The gender wage or pay gap refers to the difference in income between men and women across the economy and specifically for those doing the same work. In a study by the American Association of University Women, Utah and Louisiana had the largest wage gaps in the nation according to census data from 2016. In both states, U.S. women who worked full time and year-round on average earned only 70 cents on the dollar compared with men, with the higher national average resting at 80 cents.

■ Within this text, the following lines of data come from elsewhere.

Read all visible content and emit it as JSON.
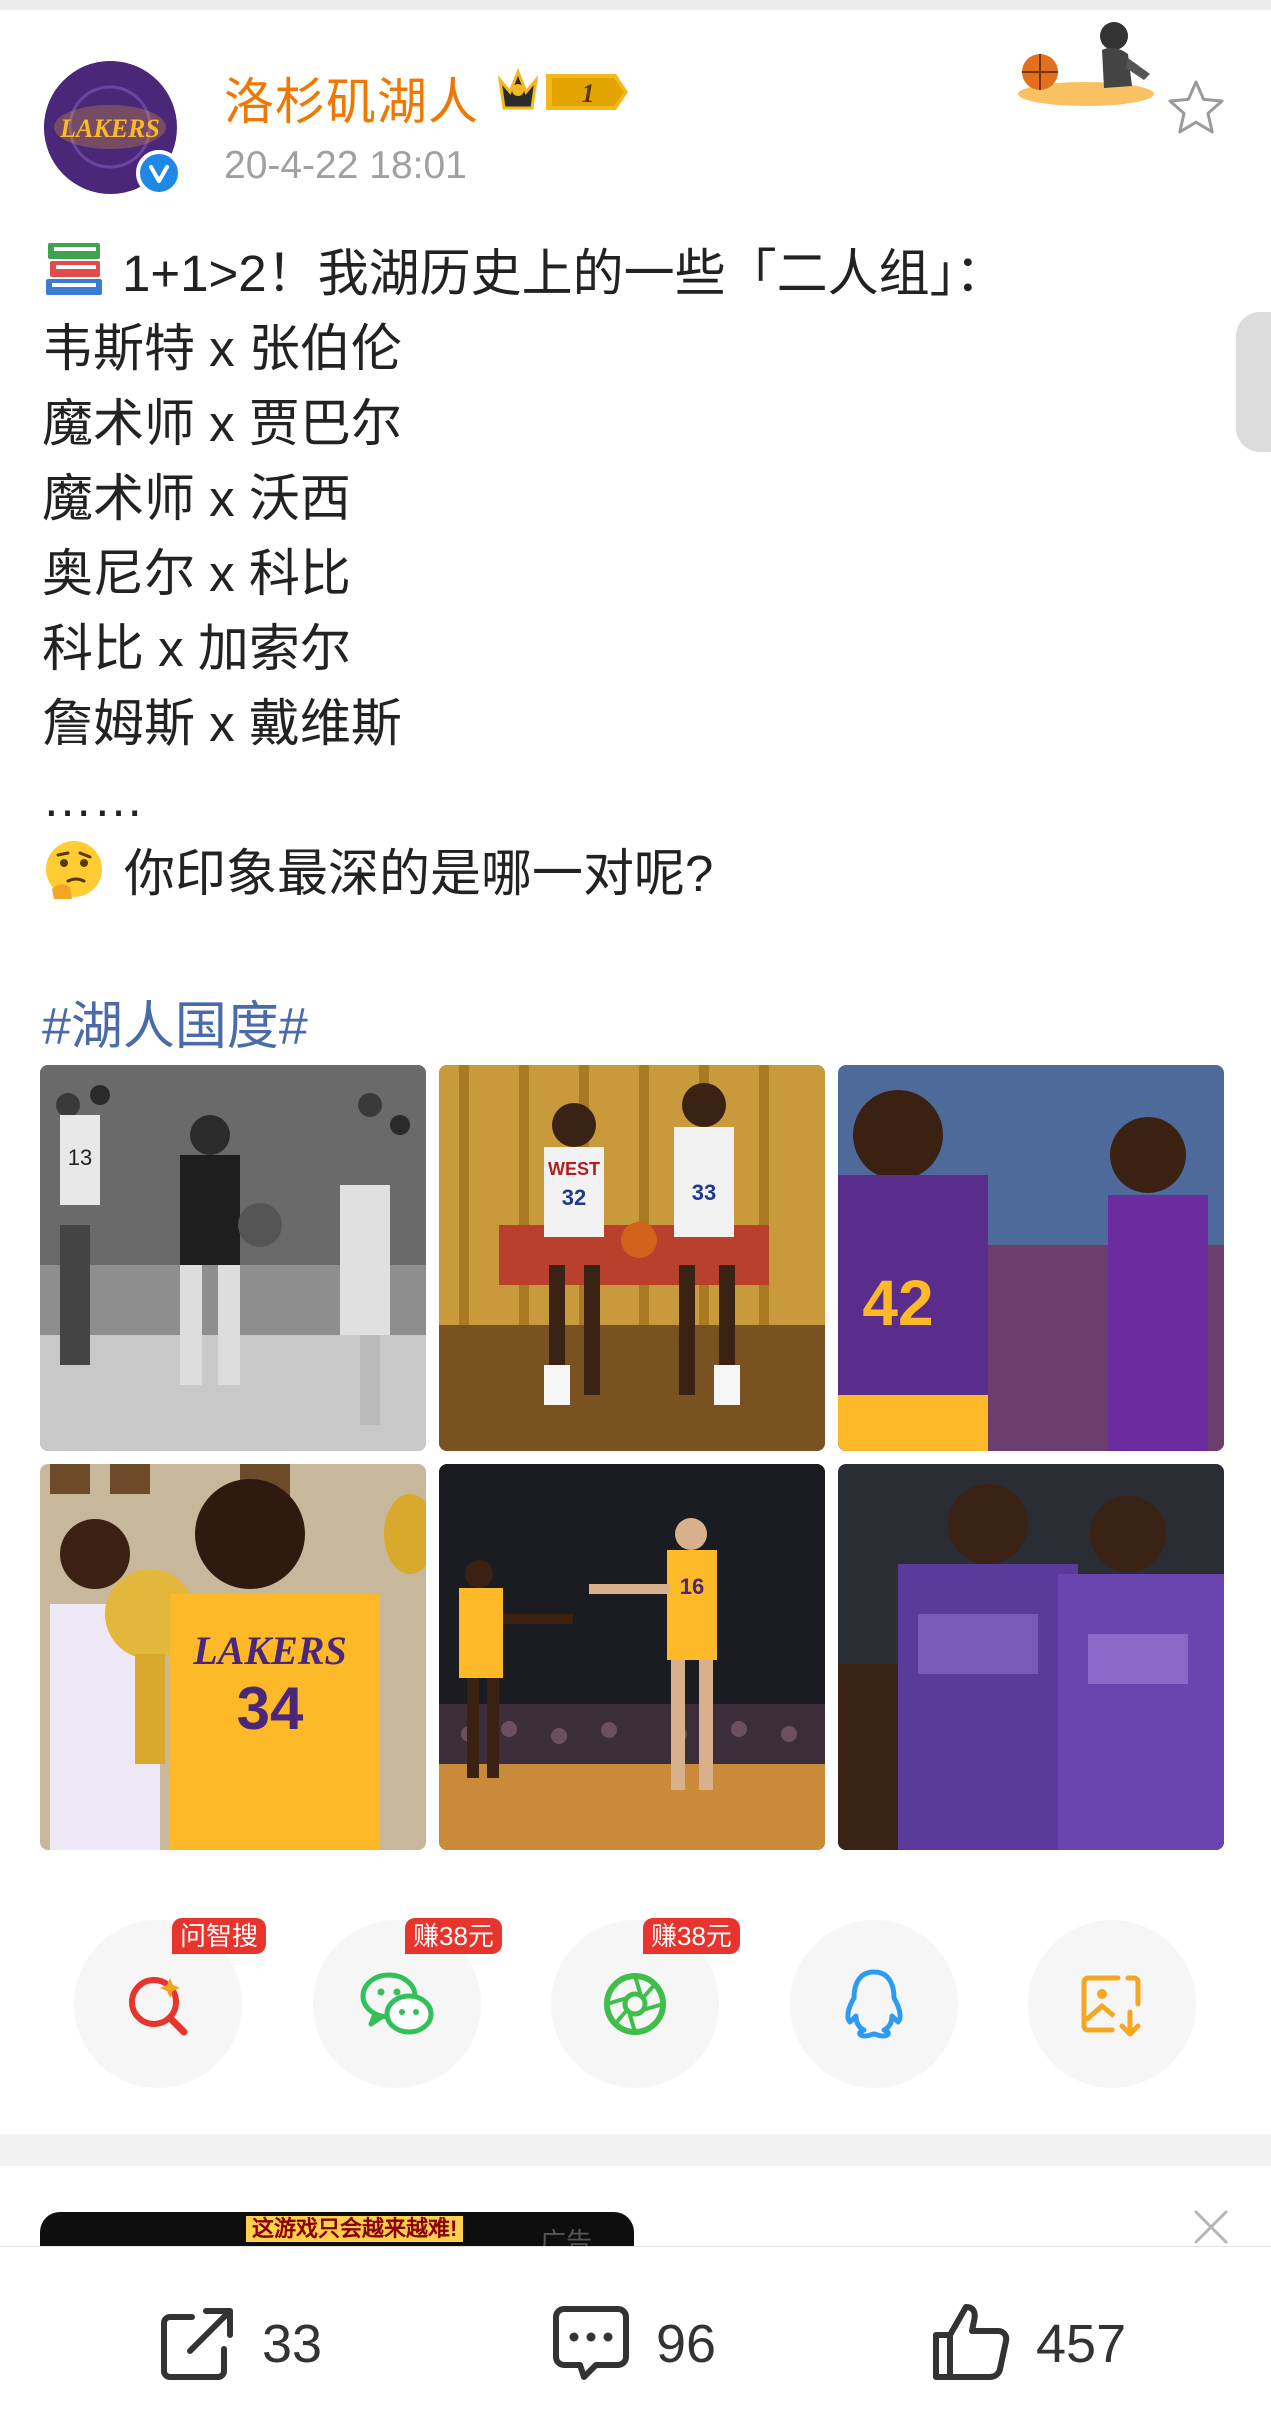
{
  "post": {
    "author": "洛杉矶湖人",
    "badge_level": "1",
    "timestamp": "20-4-22 18:01",
    "text_lines": [
      "1+1>2！我湖历史上的一些「二人组」：",
      "韦斯特 x 张伯伦",
      "魔术师 x 贾巴尔",
      "魔术师 x 沃西",
      "奥尼尔 x 科比",
      "科比 x 加索尔",
      "詹姆斯 x 戴维斯",
      "……",
      "你印象最深的是哪一对呢?"
    ],
    "hashtag": "#湖人国度#",
    "avatar_logo_text": "LAKERS",
    "icons": {
      "verified": "verified-v-icon",
      "favorite": "star-outline-icon",
      "book_emoji": "books-emoji-icon",
      "thinking_emoji": "thinking-face-emoji-icon"
    }
  },
  "photos": [
    {
      "name": "photo-west-chamberlain",
      "jersey": "13"
    },
    {
      "name": "photo-magic-jabbar",
      "jersey_left": "32",
      "jersey_right": "33",
      "text": "WEST"
    },
    {
      "name": "photo-magic-worthy",
      "jersey": "42"
    },
    {
      "name": "photo-shaq-kobe",
      "jersey": "34",
      "text": "LAKERS"
    },
    {
      "name": "photo-kobe-gasol",
      "jersey": "16"
    },
    {
      "name": "photo-ad-lebron"
    }
  ],
  "share": {
    "items": [
      {
        "name": "share-wenzhisou",
        "tag": "问智搜",
        "icon": "ai-search-icon",
        "color": "#e7352e"
      },
      {
        "name": "share-wechat",
        "tag": "赚38元",
        "icon": "wechat-icon",
        "color": "#33c05a"
      },
      {
        "name": "share-moments",
        "tag": "赚38元",
        "icon": "moments-aperture-icon",
        "color": "#3fbf4a"
      },
      {
        "name": "share-qq",
        "tag": "",
        "icon": "qq-penguin-icon",
        "color": "#2d9cf0"
      },
      {
        "name": "share-save-image",
        "tag": "",
        "icon": "save-image-icon",
        "color": "#f5a623"
      }
    ]
  },
  "ad": {
    "caption": "这游戏只会越来越难!",
    "label": "广告",
    "close_icon": "close-x-icon"
  },
  "actions": {
    "repost": {
      "count": "33",
      "icon": "repost-icon"
    },
    "comment": {
      "count": "96",
      "icon": "comment-bubble-icon"
    },
    "like": {
      "count": "457",
      "icon": "thumbs-up-icon"
    }
  },
  "colors": {
    "author": "#f07800",
    "hashtag": "#4b6aa8",
    "timestamp": "#a0a0a0",
    "tag_red": "#e7352e",
    "lakers_purple": "#4a2779",
    "lakers_gold": "#fdb927"
  }
}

This large gender wage gap contributed once again to Utah receiving WalletHub’s worst ranking in terms of women’s equality for the third year-in-a-row. The criteria WalletHub used was based on evaluations of the state’s workplace environment, education, health and political empowerment for women. Utah’s score was only a third of the top-ranked state, Hawaii, at 75.13 and 25.74, respectively. But to even rise above last place and surpass Idaho—ranked 49th—Utah would have to make significant gains over the next year.
Speaking on how Utah could achieve this are Günseli Berik, Professor in the Economics Department and Asian Studies Program at the University of Utah; Nilufer Cagatay, Co-Director and Professor of the University of Utah Economics Department; Claudia Geist, Associate Professor in the Gender Studies and Sociology Departments at the U; and Senator Luz Escamilla of the Utah State Legislature. Moderating the discussion is Juliette Tennert, Director of Economic and Public Policy Research at the Kem C. Gardner Policy Institute.
This forum was co-sponsored by the Women’s Resource Center and the Women’s Enrollment Initiative.
This forum was recorded on March 25th, 2019.